Dalam kesempatan itu, orang nomor satu di Boyolali tersebut juga menyampaikan realisasi APBD Tahun Anggaran 2022, yaitu Realisasi pendapatan Tahun Anggaran 2022 sebesar Rp 2.372.372.551.015 atau sebesar 102,10 persen dari anggaran pendapatan setelah perubahan sebesar Rp 2.323.513.790.000. Kemudian Realisasi belanja Tahun Anggaran 2022 sebesar Rp 2.094.174.043.489 atau sebesar 95,03 persen dari anggaran belanja setelah perubahan sebesar Rp 2.203.752.490.000.

Selanjutnya, Realisasi Transfer Tahun Anggaran 2022 sebesar Rp 377.653.386.000 atau sebesar 99,64 persen dari anggaran transfer setelah perubahan Rp 379.001.644.000, dengan demikian terdapat defisit sebesar Rp 99.454.878.474. Kemudian Penerimaan Pembiayaan Tahun Anggaran 2022 sebesar Rp 282.664.858.993 atau 100 persen dari jumlah anggaran sebesar Rp 282.664.859.000.

Sedangkan realisasi Pengeluaran Pembiayaan Tahun Anggaran 2022 sebesar Rp 23.424.510.700 atau 100 persen dari anggaran Pengeluaran Pembiayaan setelah perubahan sebesar Rp 23.424.515.000, sehingga terdapat Pembiayaan Netto sebesar Rp 259.240.348.293. Untuk Sisa Lebih Pembiayaan Anggaran (Silpa) Tahun 2022 dalam Laporan Realisasi Anggaran sebesar Rp 159.785.469.819, berasal dari defisit Anggaran sebesar Rp 99.454.878.474 dan Pembiayaan Netto sebesar Rp 259.240.348.293.

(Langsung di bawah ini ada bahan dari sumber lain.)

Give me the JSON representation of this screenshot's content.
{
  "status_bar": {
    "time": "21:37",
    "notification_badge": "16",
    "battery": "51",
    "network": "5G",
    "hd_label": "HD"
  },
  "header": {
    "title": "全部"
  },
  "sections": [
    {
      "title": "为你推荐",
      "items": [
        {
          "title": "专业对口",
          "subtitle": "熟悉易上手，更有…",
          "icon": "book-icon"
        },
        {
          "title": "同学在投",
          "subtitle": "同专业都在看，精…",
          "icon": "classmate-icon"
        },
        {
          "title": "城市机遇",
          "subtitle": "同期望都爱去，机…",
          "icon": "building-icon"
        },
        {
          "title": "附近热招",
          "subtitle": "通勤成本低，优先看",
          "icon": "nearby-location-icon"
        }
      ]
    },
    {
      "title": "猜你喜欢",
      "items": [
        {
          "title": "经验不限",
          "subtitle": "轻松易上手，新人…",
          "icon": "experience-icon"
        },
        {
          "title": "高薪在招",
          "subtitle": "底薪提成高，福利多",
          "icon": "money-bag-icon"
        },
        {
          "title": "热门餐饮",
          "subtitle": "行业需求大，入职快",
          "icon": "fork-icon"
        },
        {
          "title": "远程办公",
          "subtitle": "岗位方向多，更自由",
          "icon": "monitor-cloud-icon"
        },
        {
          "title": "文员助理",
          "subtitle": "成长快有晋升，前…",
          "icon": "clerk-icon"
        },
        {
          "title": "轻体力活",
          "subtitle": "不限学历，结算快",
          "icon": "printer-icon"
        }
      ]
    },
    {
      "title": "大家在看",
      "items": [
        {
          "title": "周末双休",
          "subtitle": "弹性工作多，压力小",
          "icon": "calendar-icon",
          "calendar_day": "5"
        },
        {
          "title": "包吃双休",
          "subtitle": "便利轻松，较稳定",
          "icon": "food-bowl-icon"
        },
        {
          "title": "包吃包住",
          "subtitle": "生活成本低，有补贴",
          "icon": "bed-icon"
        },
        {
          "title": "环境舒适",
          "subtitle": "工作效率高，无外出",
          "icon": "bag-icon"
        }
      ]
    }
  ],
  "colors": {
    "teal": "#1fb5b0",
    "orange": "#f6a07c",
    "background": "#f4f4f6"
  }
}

Lanjut Bupati Said, Posisi Aset, Kewajiban dan Ekuitas Dana dalam Neraca Daerah Tahun Anggaran 2022 sebagai berikut, yakni jumlah Aset sebesar Rp 4.866.282.153.877,35, kemudian jumlah Kewajiban sebesar Rp 27.477.869.962,96, jumlah Ekuitas sebesar Rp 4.838.804.283.914,39, dan jumlah Kewajiban dan Ekuitas Dana Rp 4.866.282.153.877,35.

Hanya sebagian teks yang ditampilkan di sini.